Popular construction projects in the Paphos area border, and sometimes overlap, with land plots that belonged to the Turkish Cypriots before the division of Cyprus into Turkish and Greek parts in 1975. Therefore, in the event of the unification of the two parts of the island, these construction plots will be claimed by their former owners – the Turkish Cypriots.
The northern part of the island (the Turkish Republic of Northern Cyprus) is generally not recommended as a region for investment, since it is not recognized by any country in the world except Turkey.
Next Steps after Selecting the Project
When, based on a comprehensive analysis, the investor has decided on a priority REIT project, it is necessary to determine important points and potential risks that they should pay attention to.
The first step is a contract. The investor should pay special attention to what exactly (which instrument) they receive. This should be a security that accrues dividends, and not income that can be defined as operating (this is important from a taxation point of view).
The object should be clear to the investor as a guarantee, because in part, REIT project securities are issued for several construction projects that may not be interesting to the investor, are borrowed, or risky. Also important are the conditions for exiting the project and hidden operating costs.
Since we are talking about foreign REIT projects, the question of financial monitoring of a potential investor may arise, especially when it comes to significant investments. One must be ready to confirm the sources of origin of money, up to filing tax returns.
Method of financing. During the martial law period in Ukraine, there are currency restrictions, direct bank payment is not possible. Therefore, several options are available:
• through an international broker – for example, Interactive Brokers, Freedom Finance, XTB etc.;
• through a Ukrainian licensed investment company – some of them provide access to foreign markets;
• through the amount of money in currency allowed for export abroad;
• cryptocurrency.
Still, in any case, it is necessary to understand that all methods of financing must comply with the requirements of financial monitoring, the legislation of Ukraine and the state where the funds are invested.
Tax residence.

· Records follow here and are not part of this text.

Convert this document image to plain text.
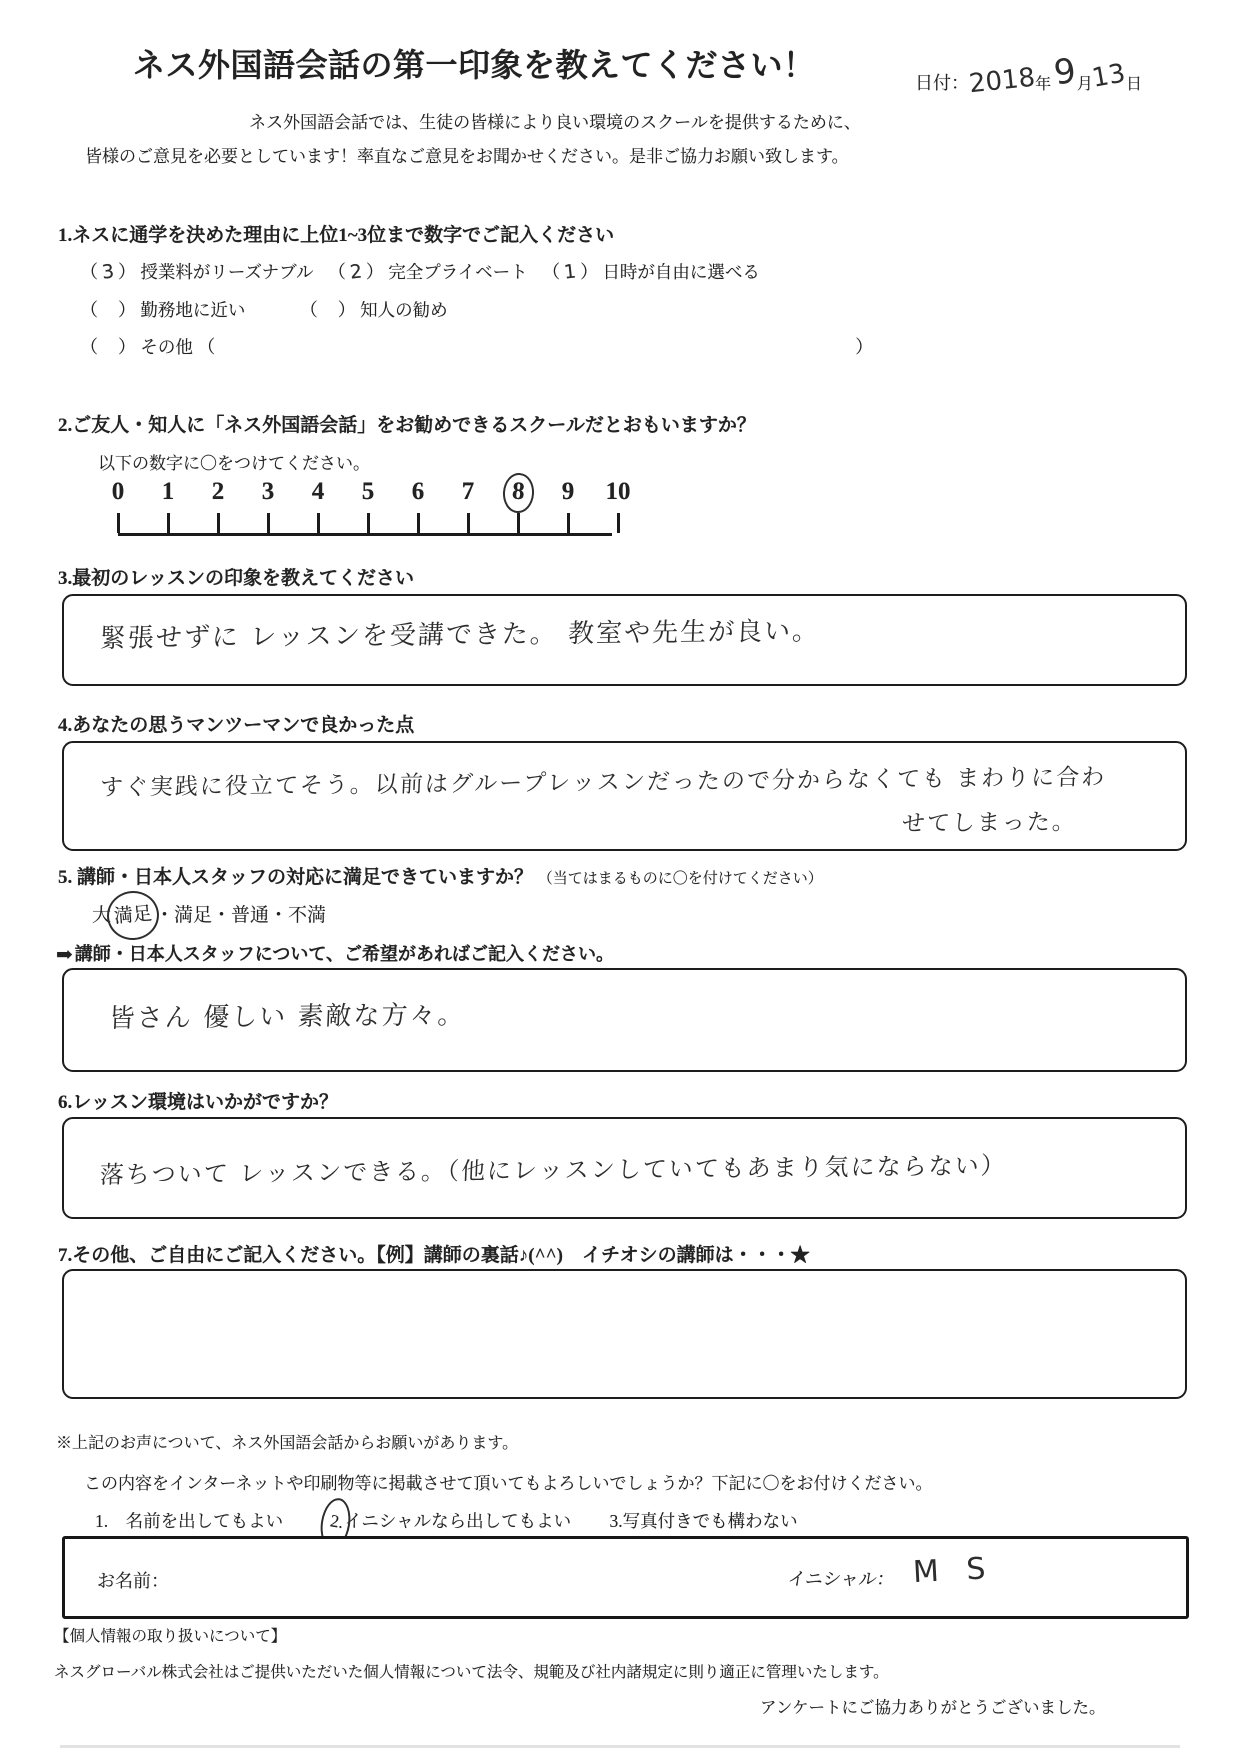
ネス外国語会話の第一印象を教えてください！	日付：2018年 9月13日
ネス外国語会話では、生徒の皆様により良い環境のスクールを提供するために、
皆様のご意見を必要としています！率直なご意見をお聞かせください。是非ご協力お願い致します。
1.ネスに通学を決めた理由に上位1~3位まで数字でご記入ください
（ 3 ） 授業料がリーズナブル （ 2 ） 完全プライベート （ 1 ） 日時が自由に選べる
（ ） 勤務地に近い	（ ） 知人の勧め
（ ） その他 （	）
2.ご友人・知人に「ネス外国語会話」をお勧めできるスクールだとおもいますか？
以下の数字に〇をつけてください。
0	1	2	3	4	5	6	7	8	9	10
3.最初のレッスンの印象を教えてください
緊張せずに レッスンを受講できた。 教室や先生が良い。
4.あなたの思うマンツーマンで良かった点
すぐ実践に役立てそう。以前はグループレッスンだったので分からなくても まわりに合わ
せてしまった。
5. 講師・日本人スタッフの対応に満足できていますか？ （当てはまるものに〇を付けてください）
大 満足 ・満足・普通・不満
➡ 講師・日本人スタッフについて、ご希望があればご記入ください。
皆さん 優しい 素敵な方々。
6.レッスン環境はいかがですか？
落ちついて レッスンできる。（他にレッスンしていてもあまり気にならない）
7.その他、ご自由にご記入ください。【例】講師の裏話♪(^^)　イチオシの講師は・・・★
※上記のお声について、ネス外国語会話からお願いがあります。
この内容をインターネットや印刷物等に掲載させて頂いてもよろしいでしょうか？下記に〇をお付けください。
1.　名前を出してもよい	2.イニシャルなら出してもよい 3.写真付きでも構わない
お名前：	イニシャル： M S
【個人情報の取り扱いについて】
ネスグローバル株式会社はご提供いただいた個人情報について法令、規範及び社内諸規定に則り適正に管理いたします。
アンケートにご協力ありがとうございました。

Today, a significant part of potential investors in such projects, being citizens of Ukraine, have residence permits in other countries and have registered tax residency in these countries. They need to understand that the calculation and payment of taxes will be carried out according to the laws and, accordingly, the tax rates of these countries. This may become an unpleasant surprise for them. Even if the payer can independently determine their tax residence, in many countries dividends (namely, the main income of the investor) are taxed in the country of their origin, especially when it comes to receiving operating profit when selling a financial instrument of a REIT project on the market.

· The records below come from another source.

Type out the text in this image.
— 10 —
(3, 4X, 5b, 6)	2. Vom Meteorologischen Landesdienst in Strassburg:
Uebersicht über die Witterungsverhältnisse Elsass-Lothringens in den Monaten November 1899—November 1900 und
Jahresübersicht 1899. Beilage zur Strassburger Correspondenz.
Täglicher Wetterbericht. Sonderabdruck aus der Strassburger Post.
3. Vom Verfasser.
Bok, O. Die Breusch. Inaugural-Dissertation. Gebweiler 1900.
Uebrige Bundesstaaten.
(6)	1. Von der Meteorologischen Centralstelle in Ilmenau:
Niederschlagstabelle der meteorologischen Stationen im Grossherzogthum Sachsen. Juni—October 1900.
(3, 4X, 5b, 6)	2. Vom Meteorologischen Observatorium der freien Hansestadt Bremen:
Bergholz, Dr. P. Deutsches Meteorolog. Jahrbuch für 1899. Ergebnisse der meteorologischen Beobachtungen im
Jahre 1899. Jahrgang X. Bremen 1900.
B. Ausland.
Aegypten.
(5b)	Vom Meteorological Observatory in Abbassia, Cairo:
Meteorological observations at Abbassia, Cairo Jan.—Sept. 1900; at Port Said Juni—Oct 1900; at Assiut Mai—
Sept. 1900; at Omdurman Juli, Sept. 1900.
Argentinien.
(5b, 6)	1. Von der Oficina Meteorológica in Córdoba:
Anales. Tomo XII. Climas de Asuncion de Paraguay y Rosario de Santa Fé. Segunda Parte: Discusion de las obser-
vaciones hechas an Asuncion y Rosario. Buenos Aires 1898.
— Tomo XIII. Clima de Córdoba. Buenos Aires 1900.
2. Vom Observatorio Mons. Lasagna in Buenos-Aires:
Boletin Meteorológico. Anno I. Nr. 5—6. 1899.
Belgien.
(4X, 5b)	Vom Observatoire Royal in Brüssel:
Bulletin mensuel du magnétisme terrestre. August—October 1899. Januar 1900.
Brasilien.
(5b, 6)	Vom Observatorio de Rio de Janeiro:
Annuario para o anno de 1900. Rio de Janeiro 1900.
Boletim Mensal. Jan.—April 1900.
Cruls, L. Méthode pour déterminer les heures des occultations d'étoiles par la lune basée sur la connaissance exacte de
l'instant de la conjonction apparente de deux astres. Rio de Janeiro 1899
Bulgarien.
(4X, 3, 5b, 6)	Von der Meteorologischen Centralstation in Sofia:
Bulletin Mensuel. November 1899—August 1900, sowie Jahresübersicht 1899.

In Ukraine, domestic REIT projects are tax agents of their individual investors and pay taxes for them (9% personal income tax at a simplified rate and 5% corporate income tax). In the case of similar foreign investments, all issues of declaring, calculating and paying taxes are the responsibility of the investor themselves.

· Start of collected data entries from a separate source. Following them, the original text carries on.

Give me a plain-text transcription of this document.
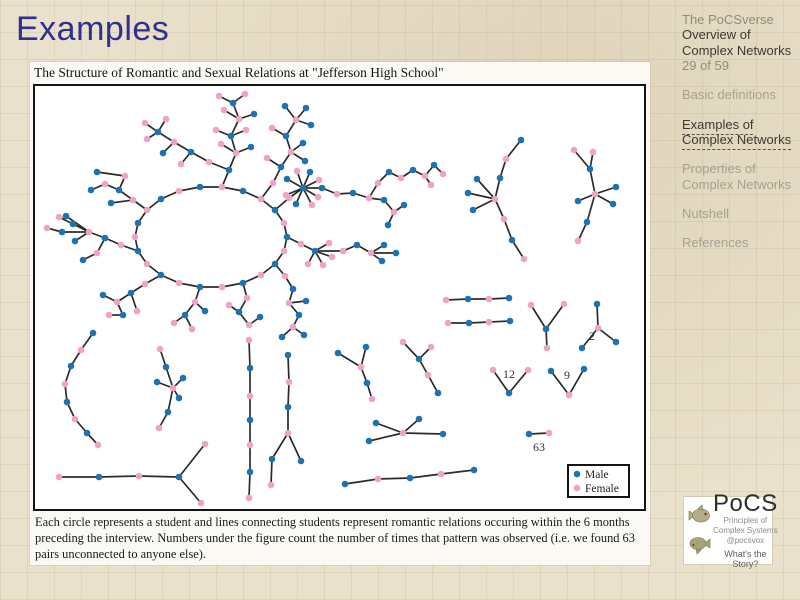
Examples
The Structure of Romantic and Sexual Relations at "Jefferson High School"
2
12	9
63
Male
Female
Each circle represents a student and lines connecting students represent romantic relations occuring within the 6 months preceding the interview. Numbers under the figure count the number of times that pattern was observed (i.e. we found 63 pairs unconnected to anyone else).
The PoCSverse
Overview of Complex Networks
29 of 59
Basic definitions
Examples of Complex Networks
Properties of Complex Networks
Nutshell
References
PoCS
Principles of
Complex Systems
@pocsvox
What's the Story?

According to clause 167.5.4 of the Tax Code of Ukraine, dividends accrued by non-residents are subject to taxation in Ukraine at a rate of 9% and military levy. If tax was paid abroad, the amount of the obligation in Ukraine is subject to reduction by the appropriate amount. To do this, it is necessary to obtain a certificate of taxes paid in the country of dividend payment.
When calculating, paying and declaring dividends from a REIT project, one should not forget about exchange rate differences (and their possible additional taxation), because all amounts in the calculations are made in hryvnia at the NBU exchange rate. Moreover, for failure to submit, or untimely submission of the Declaration of Property Status and Income, the individual taxpayer bears responsibility established by the Tax Code of Ukraine.